00:11Assunto para a repórter Vitória Abel, informações exclusivas como sempre aqui na Jovem Pan. Tudo bem, Vitória? Boa noite, bem-vinda.
00:21Boa noite, Tiago. Boa noite a todos que nos acompanham.
00:24Pois é, ontem à noite a gente lembra que teve ali uma reunião longa na residência oficial do presidente da Câmara dos Deputados, Hugo Mota.
00:33Ficou a expectativa de que se avançasse ou não com o texto da PEC das prerrogativas.
00:39Pois bem, o que aconteceu naquela reunião?
00:41Se começou a se discutir um texto alternativo que não era a proposta do relator Lafayette Andrada.
00:48Esse texto alternativo foi apresentado pelo próprio Hugo Mota, de acordo com ele, a pedido de um grupo de deputados,
00:57mas não quis identificar o verdadeiro autor desses tópicos, dessas propostas apresentadas nesse texto alternativo.
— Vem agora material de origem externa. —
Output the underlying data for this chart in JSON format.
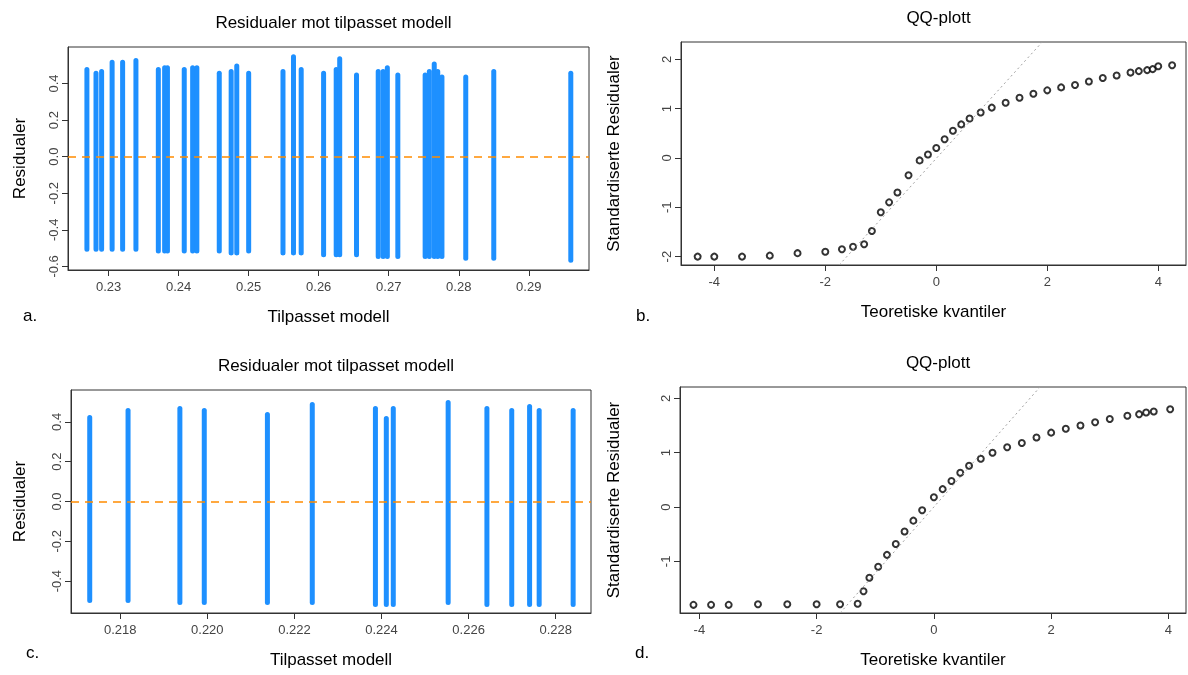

01:05Enquanto isso, a proposta de Lafayette Andrada ficou de lado.
01:09Então colocou ali o texto de Lafayette de lado, começou a reunião já debatendo esse texto alternativo que ele não quis identificar de quem era.
01:17E esse texto é justamente mais amplo, prevê uma imunidade parlamentar mais ampla, mais abrangente.
01:26Por exemplo, esse texto traz a possibilidade, como a gente já vinha dizendo, de autorização dos plenários da Câmara e do Senado
01:34para qualquer tipo de processo no STF, mas também traz a necessidade de dois terços de quórum do STF
01:42para que possibilite ali, possa ter uma condenação de deputados e senadores.
01:50E, além disso, o texto também proibia que o STF pudesse revogar ou revisar decisões do Congresso Nacional.
01:59O Lafayette Andrada, por sua vez, tinha ali no seu texto, de acordo com aliados dele,
02:05essa proposta também de aval dos plenários da Câmara e do Senado para processos no STF,
02:12mas apenas processos relacionados ao exercício do mandato parlamentar.
02:18Ou seja, se o deputado ou senador cometesse algum crime que não tivesse nada a ver com o mandato parlamentar,
02:23o STF poderia, sim, julgá-lo sem a necessidade de autorização dos plenários.
02:29Além disso, o relator também queria garantir a imunidade de fala dos parlamentares aqui no Congresso Nacional.
02:36Então, deixando claro que opiniões e palavras ditas aqui poderiam ser apenas punidas pelos conselhos de ética da Câmara e do Senado,
02:47e não pela via judicial.
02:48Mas essas propostas de Lafayette ele nem conseguiu apresentar na reunião,
02:53justamente porque o Gumota deu preferência para esse texto alternativo e mais amplo.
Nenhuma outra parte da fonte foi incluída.